O PL 7762/2010 também inovou ao determinar que as fornecedoras de planos de saúde enviem trimestralmente o número de procedimentos negados à Agência Nacional de Saúde – ANS. Isto permitirá que esta autarquia vinculada ao Ministério da Saúde, criada para regular, normatizar, controlar e fiscalizar as atividades que garantam a assistência suplementar à saúde, efetivamente, verifique a quantidade e até mesmo a idoneidade das recusas.
O deputado Chico Lopes, idealizador da proposta, pretende, ainda, que as operadoras permitam a migração dos seus beneficiários do plano coletivo pra o individual sem a necessidade de novo prazo de carência e sob as mesmas condições, desde que o cliente assuma pagamento integral do plano. Esta obrigação será incluída no artigo 16 da lei 9.656/98 e caso o consumidor opte pela migração ela será estendida a todo o grupo familiar inscrito quando da vigência do plano coletivo.

A eventual aprovação do projeto de lei 7765/2010 trará, sem dúvida, novas e complexas obrigações para as fornecedoras de planos de saúde, entretanto, não concederá prazo para as operadoras adaptarem-se as reformas. A adequação necessária demandará novos procedimentos, contratação e treinamento de pessoal. Sendo assim, o PL em comento não deve passar a vigorar a partir de sua publicação, como determinado o seu art. 2º, sob pena de imputar as operadoras um custo insuportável.

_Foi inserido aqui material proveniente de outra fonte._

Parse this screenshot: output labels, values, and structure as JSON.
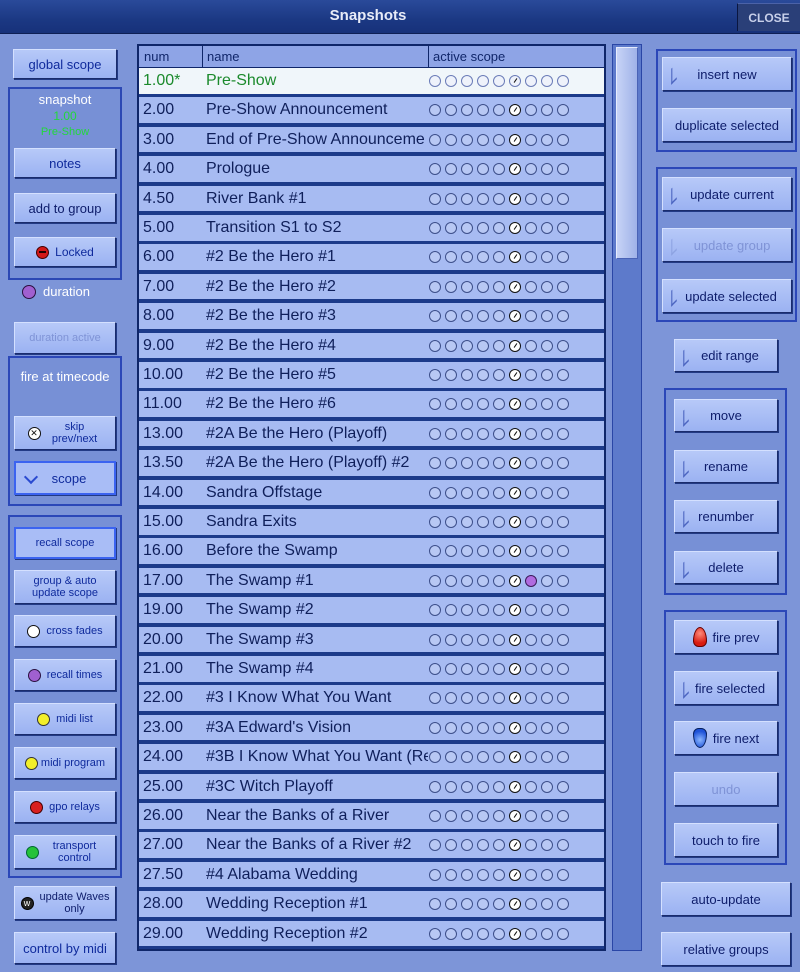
{
  "window": {
    "title": "Snapshots",
    "close_label": "CLOSE"
  },
  "left": {
    "global_scope": "global scope",
    "snapshot_label": "snapshot",
    "snapshot_number": "1.00",
    "snapshot_name": "Pre-Show",
    "notes": "notes",
    "add_to_group": "add to group",
    "locked": "Locked",
    "duration": "duration",
    "duration_active": "duration active",
    "fire_at_timecode": "fire at timecode",
    "skip_prev_next": "skip prev/next",
    "scope": "scope",
    "recall_scope": "recall scope",
    "group_auto_update_scope": "group & auto update scope",
    "cross_fades": "cross fades",
    "recall_times": "recall times",
    "midi_list": "midi list",
    "midi_program": "midi program",
    "gpo_relays": "gpo relays",
    "transport_control": "transport control",
    "update_waves_only": "update Waves only",
    "control_by_midi": "control by midi"
  },
  "table": {
    "headers": {
      "num": "num",
      "name": "name",
      "active_scope": "active scope"
    },
    "rows": [
      {
        "num": "1.00*",
        "name": "Pre-Show"
      },
      {
        "num": "2.00",
        "name": "Pre-Show Announcement"
      },
      {
        "num": "3.00",
        "name": "End of Pre-Show Announceme"
      },
      {
        "num": "4.00",
        "name": "Prologue"
      },
      {
        "num": "4.50",
        "name": "River Bank #1"
      },
      {
        "num": "5.00",
        "name": "Transition S1 to S2"
      },
      {
        "num": "6.00",
        "name": "#2 Be the Hero #1"
      },
      {
        "num": "7.00",
        "name": "#2 Be the Hero #2"
      },
      {
        "num": "8.00",
        "name": "#2 Be the Hero #3"
      },
      {
        "num": "9.00",
        "name": "#2 Be the Hero #4"
      },
      {
        "num": "10.00",
        "name": "#2 Be the Hero #5"
      },
      {
        "num": "11.00",
        "name": "#2 Be the Hero #6"
      },
      {
        "num": "13.00",
        "name": "#2A Be the Hero (Playoff)"
      },
      {
        "num": "13.50",
        "name": "#2A Be the Hero (Playoff) #2"
      },
      {
        "num": "14.00",
        "name": "Sandra Offstage"
      },
      {
        "num": "15.00",
        "name": "Sandra Exits"
      },
      {
        "num": "16.00",
        "name": "Before the Swamp"
      },
      {
        "num": "17.00",
        "name": "The Swamp #1"
      },
      {
        "num": "19.00",
        "name": "The Swamp #2"
      },
      {
        "num": "20.00",
        "name": "The Swamp #3"
      },
      {
        "num": "21.00",
        "name": "The Swamp #4"
      },
      {
        "num": "22.00",
        "name": "#3 I Know What You Want"
      },
      {
        "num": "23.00",
        "name": "#3A Edward's Vision"
      },
      {
        "num": "24.00",
        "name": "#3B I Know What You Want (Re"
      },
      {
        "num": "25.00",
        "name": "#3C Witch Playoff"
      },
      {
        "num": "26.00",
        "name": "Near the Banks of a River"
      },
      {
        "num": "27.00",
        "name": "Near the Banks of a River #2"
      },
      {
        "num": "27.50",
        "name": "#4 Alabama Wedding"
      },
      {
        "num": "28.00",
        "name": "Wedding Reception #1"
      },
      {
        "num": "29.00",
        "name": "Wedding Reception #2"
      }
    ]
  },
  "right": {
    "insert_new": "insert new",
    "duplicate_selected": "duplicate selected",
    "update_current": "update current",
    "update_group": "update group",
    "update_selected": "update selected",
    "edit_range": "edit range",
    "move": "move",
    "rename": "rename",
    "renumber": "renumber",
    "delete": "delete",
    "fire_prev": "fire prev",
    "fire_selected": "fire selected",
    "fire_next": "fire next",
    "undo": "undo",
    "touch_to_fire": "touch to fire",
    "auto_update": "auto-update",
    "relative_groups": "relative groups"
  }
}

Também por esta razão, o projeto, provavelmente sofrerá reformas antes de sua aprovação, principalmente no que diz respeito ao prazo adaptação, a exemplo do que aconteceu recentemente com as operadoras de telefonia no caso da portabilidade.

Concluindo, entendemos que o projeto, embora tenha a intenção de trazer benefícios ao consumidor, se aprovado poderá ter efeito contrário, pois ao burocratizar o procedimento de recusa, pode resultar em um indesejado alongamento do prazo de resposta. Ademais, o fato de não determinar um período para que as fornecedoras se adaptem aos novos procedimentos, prejudicaria as fornecedoras de plano de saúde, que notoriamente não podem atender tais exigências imediatamente.

Autor:  Igor Azevedo é advogado coordenador e membro do grupo de Négócios-Saúde do MBAF Consultores e Advogados. Especialista em Direito Tributário pelo JusPodvim.